The present invention relates to generally superconducting (FETS), more particularly, to a superconducting FET provided with electrodes of an oxide superconductor which can be produced easily.
There are superconducting devices known as Josephson Junction devices, superconducting transistors, and superconducting quantum interference devices (SQUID). Despite their outstanding characteristic properties such as extremely high operating speed, low power dissipation, and high sensitivity for magnetic field detection, they have been considered to be impracticable because the conventional superconductors become superconducting only at an extremely low temperature close to the liquid helium temperature. A recent breakthrough in this field is the discovery of oxide superconductors that have their temperature higher than the temperature of liquid nitrogen. Superconducting devices based on an oxide superconductor are being put to practical use.

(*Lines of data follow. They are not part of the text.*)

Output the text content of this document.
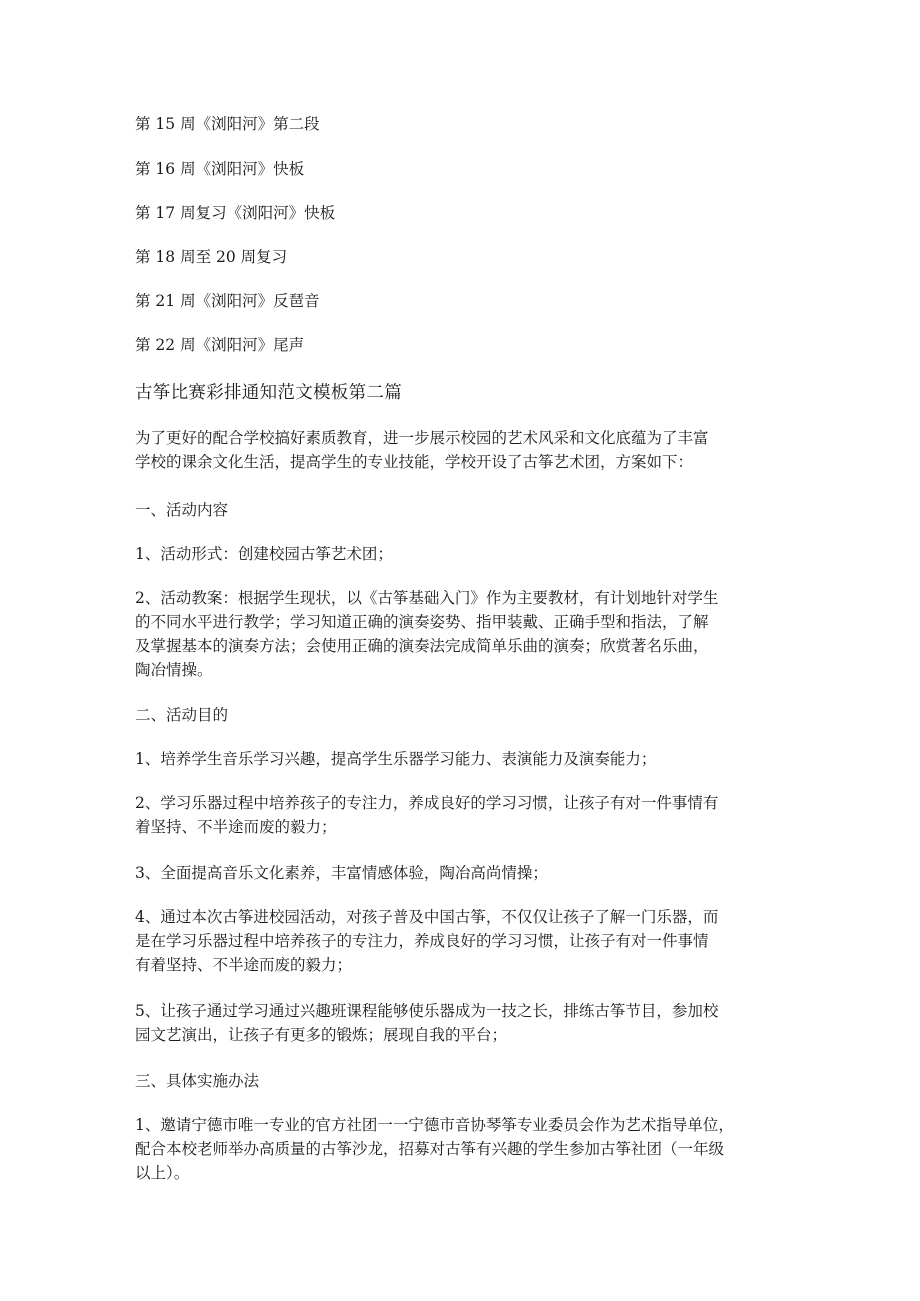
第 15 周《浏阳河》第二段
第 16 周《浏阳河》快板
第 17 周复习《浏阳河》快板
第 18 周至 20 周复习
第 21 周《浏阳河》反琶音
第 22 周《浏阳河》尾声
古筝比赛彩排通知范文模板第二篇
为了更好的配合学校搞好素质教育，进一步展示校园的艺术风采和文化底蕴为了丰富
学校的课余文化生活，提高学生的专业技能，学校开设了古筝艺术团，方案如下：
一、活动内容
1、活动形式：创建校园古筝艺术团；
2、活动教案：根据学生现状，以《古筝基础入门》作为主要教材，有计划地针对学生
的不同水平进行教学；学习知道正确的演奏姿势、指甲装戴、正确手型和指法，了解
及掌握基本的演奏方法；会使用正确的演奏法完成简单乐曲的演奏；欣赏著名乐曲，
陶冶情操。
二、活动目的
1、培养学生音乐学习兴趣，提高学生乐器学习能力、表演能力及演奏能力；
2、学习乐器过程中培养孩子的专注力，养成良好的学习习惯，让孩子有对一件事情有
着坚持、不半途而废的毅力；
3、全面提高音乐文化素养，丰富情感体验，陶冶高尚情操；
4、通过本次古筝进校园活动，对孩子普及中国古筝，不仅仅让孩子了解一门乐器，而
是在学习乐器过程中培养孩子的专注力，养成良好的学习习惯，让孩子有对一件事情
有着坚持、不半途而废的毅力；
5、让孩子通过学习通过兴趣班课程能够使乐器成为一技之长，排练古筝节目，参加校
园文艺演出，让孩子有更多的锻炼；展现自我的平台；
三、具体实施办法
1、邀请宁德市唯一专业的官方社团一一宁德市音协琴筝专业委员会作为艺术指导单位，
配合本校老师举办高质量的古筝沙龙，招募对古筝有兴趣的学生参加古筝社团（一年级
以上）。
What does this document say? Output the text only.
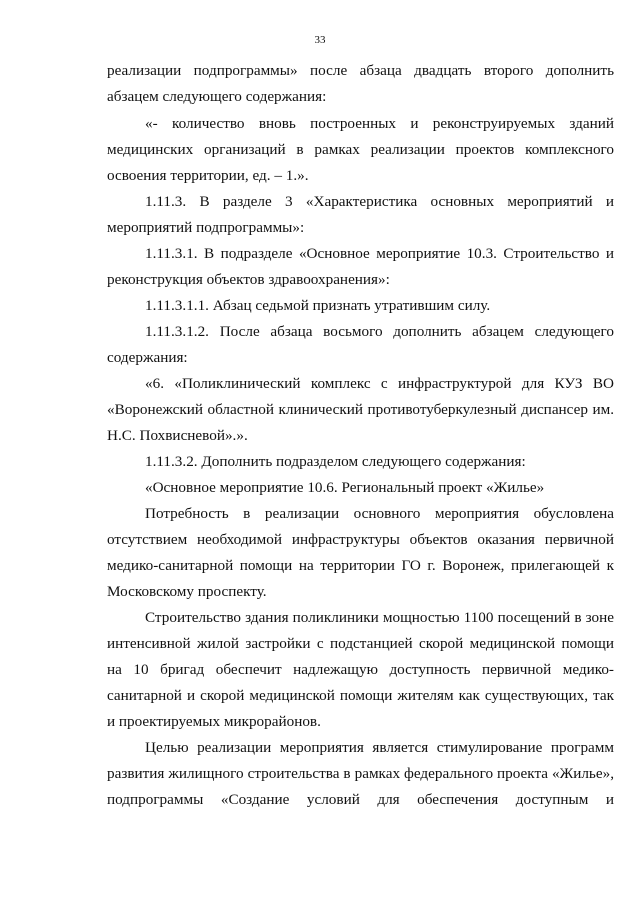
33
реализации подпрограммы» после абзаца двадцать второго дополнить
абзацем следующего содержания:
«- количество вновь построенных и реконструируемых зданий
медицинских организаций в рамках реализации проектов комплексного
освоения территории, ед. – 1.».
1.11.3. В разделе 3 «Характеристика основных мероприятий и
мероприятий подпрограммы»:
1.11.3.1. В подразделе «Основное мероприятие 10.3. Строительство и
реконструкция объектов здравоохранения»:
1.11.3.1.1. Абзац седьмой признать утратившим силу.
1.11.3.1.2. После абзаца восьмого дополнить абзацем следующего
содержания:
«6. «Поликлинический комплекс с инфраструктурой для КУЗ ВО
«Воронежский областной клинический противотуберкулезный диспансер им.
Н.С. Похвисневой».».
1.11.3.2. Дополнить подразделом следующего содержания:
«Основное мероприятие 10.6. Региональный проект «Жилье»
Потребность в реализации основного мероприятия обусловлена
отсутствием необходимой инфраструктуры объектов оказания первичной
медико-санитарной помощи на территории ГО г. Воронеж, прилегающей к
Московскому проспекту.
Строительство здания поликлиники мощностью 1100 посещений в зоне
интенсивной жилой застройки с подстанцией скорой медицинской помощи
на 10 бригад обеспечит надлежащую доступность первичной медико-
санитарной и скорой медицинской помощи жителям как существующих, так
и проектируемых микрорайонов.
Целью реализации мероприятия является стимулирование программ
развития жилищного строительства в рамках федерального проекта «Жилье»,
подпрограммы «Создание условий для обеспечения доступным и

An example of superconducting devices is a superconducting field effect transistor, which is explained in the following with reference to FIG. 1 (sectional view). FIG. 1 shows two sets of identical devices formed on a single substrate. The principle on which this superconducting field effect transistor operates is as follows: A supercurrent induced by the superconducting proximity effect flows from source electrodes 1a, 1b of superconductor to drain electrodes 2a, 2b of superconductor through a semiconductor part 3. This supercurrent is controlled by the application of a gate voltage to gate electrodes 5a, 5b formed on insulators 4a, 4b. In the case where an oxide superconductor is used, it is theoretically known that the distance in which superconducting electrons diffuse from the superconductor to the semiconductor (normal layer) is extremely short. This has led one to believe that the distance between the source and drain electrodes should be shorter than 0.1 .mu.m in the case of superconducting field effect transistor based on an oxide superconductor. In other words, it is generally theorized that superconducting electronics devices (such as a Josphson junction device and superconductor three-terminal device) formed from an oxide superconductor with a high critical temperature should have a channel length corresponding to the coherence length of the oxide superconductor. For example, in the case of a superconducting device formed from a Y--Ba--Cu oxide, which is a typical oxide superconductor, the channel length (or the distance between the two electrodes) should be 0.3-1.4 nm, which is equal to the coherence length of the oxide superconductor. An example of such a superconducting device is reported in Applied Physics Letters, vol. 51, p. 200, 1987. It is a Josephson junction device of Y--Ba--Cu oxide in which the crystal boundary of the oxide constitutes the junction. In other words, the crystal boundary in the narrow part of the Y--Ba--Cu oxide thin film functions as the Josephson junction. The thin film in a loop has two such junction areas to constitute a dc SQUID.
As mentioned above, it has been considered that the Josephson junction and the channel length of a superconducting three-terminal device should have an extremely small dimension, say 1 nm, which equals the coherence length of the oxide superconductor. Unfortunately, it is impossible to form a pattern of oxide superconductor accurately on the order of a nanometer even with the most advanced fine pattern fabrication technique. In other words, there has been no method for producing superconducting devices by forming various fine patterns with high accuracy as designed. The conventional technology does not permit the production of devices with uniform characteristics as designed and the integration of many identical elements on a single substrate. It is very difficult to produce superconducting devices (such as three-terminal devices) which are more complicated in structure than conventional diodes.